Exports continue to climb, especially in the Resources sector. Manufacturing is the only flat spot.
Business investment remains weak and is likely to impact on long-term growth in both profits and wages.
The decline is particularly steep in the Manufacturing sector and not just in Mining.
But government investment in infrastructure has cushioned the blow.
Profits in the non-financial sector remain low, apart from mining which has benefited from strong export demand.
Job vacancies are rising which should be good news for wage rates. But this also means higher inflation and, down the line, higher interest rates.
The housing and financial sector is our Achilles heel, with household debt climbing a wall of worry.
House prices are shrinking despite record low interest rates.
Broad money and credit growth are slowing, warning of a contraction.
Bank profits remain strong.
But capital ratios are low, with the bulk of profits distributed to shareholders as dividends. The ratios below are calculated on risk-weighted assets. Raw leverage ratios are a lot weaker.
One of the primary accelerants of the housing bubble and household debt has been $900 billion of offshore borrowings by domestic banks. The chickens are coming home to roost, with bank funding costs rising as the Fed hikes interest rates. In the last four months the 90-day bank bill swap rate (BBSW) jumped 34.5 basis points.

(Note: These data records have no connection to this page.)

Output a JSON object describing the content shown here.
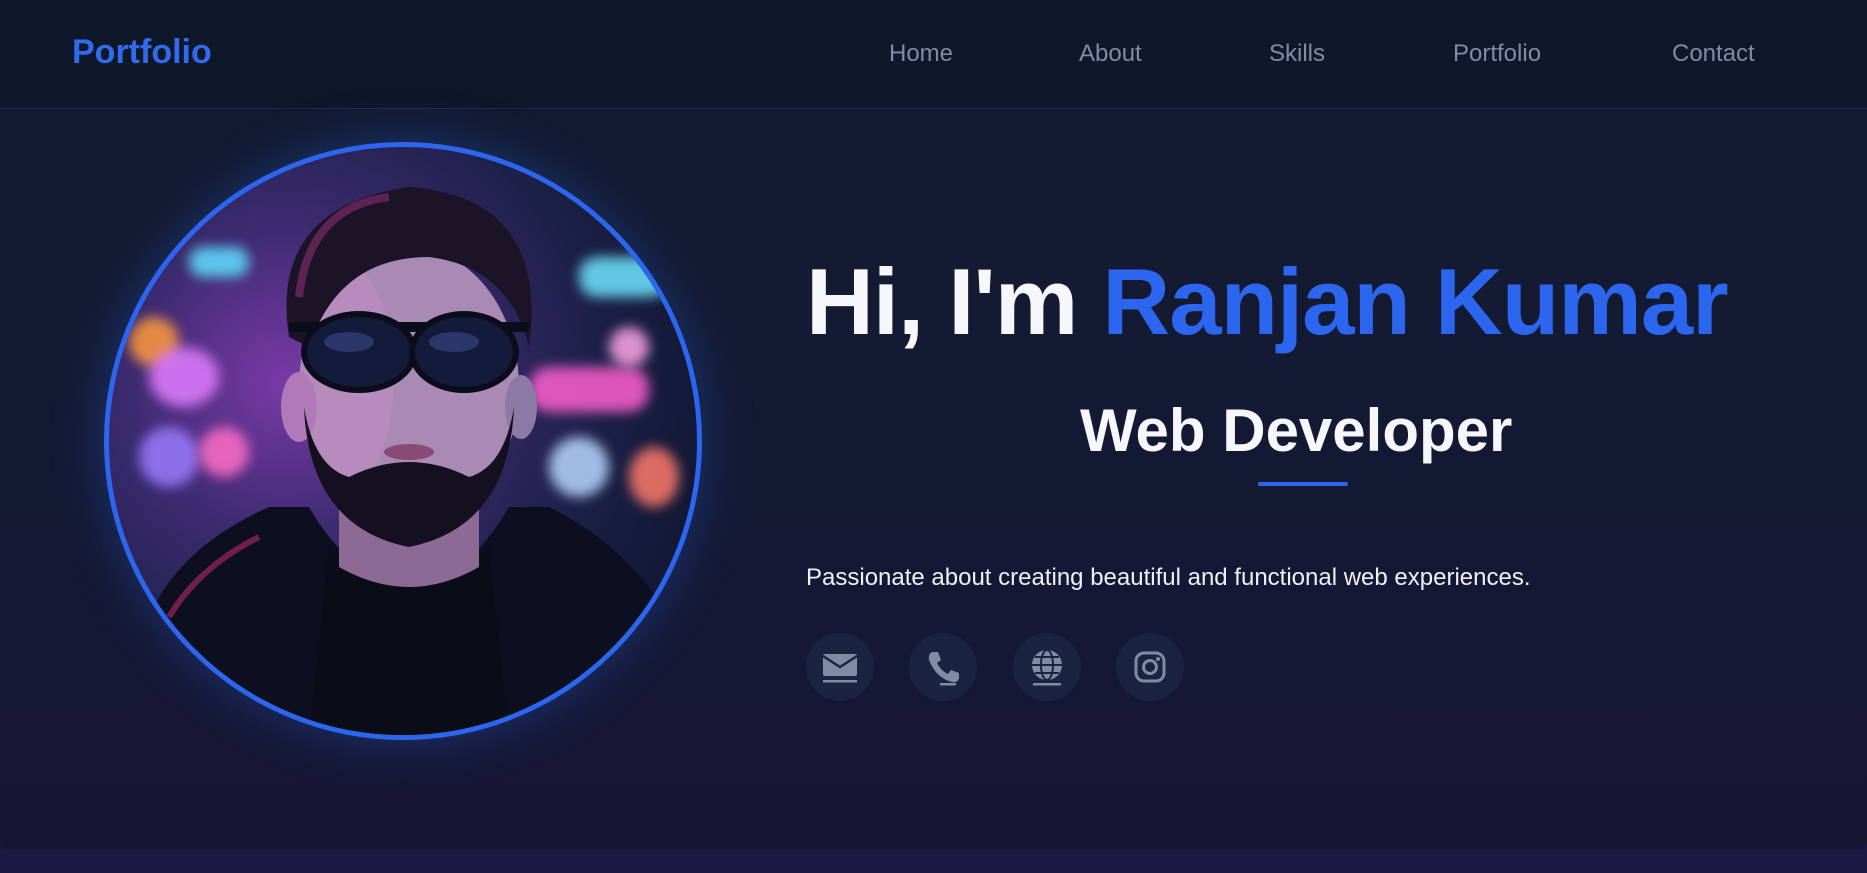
{
  "brand": "Portfolio",
  "nav": [
    "Home",
    "About",
    "Skills",
    "Portfolio",
    "Contact"
  ],
  "hero": {
    "greeting": "Hi, I'm",
    "name": "Ranjan Kumar",
    "role": "Web Developer",
    "tagline": "Passionate about creating beautiful and functional web experiences."
  },
  "social": [
    {
      "icon": "email-icon"
    },
    {
      "icon": "phone-icon"
    },
    {
      "icon": "globe-icon"
    },
    {
      "icon": "instagram-icon"
    }
  ],
  "colors": {
    "accent": "#2d66ee",
    "background": "#111a2e",
    "nav_text": "#7f8ca3",
    "icon": "#7f8ca3"
  }
}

The banks face a tough choice: pass on higher interest rates to mortgage borrowers or accept narrower margins and a profit squeeze. With an estimated 30 percent of households already suffering from mortgage stress, any interest rate hikes will impact on both housing prices and delinquency rates.
I continue to avoid exposure to banks, particularly hybrids where many investors do not understand the risks.
I also remain cautious on mining because of a potential slow-down in China, with declining growth in investment and in retail sales.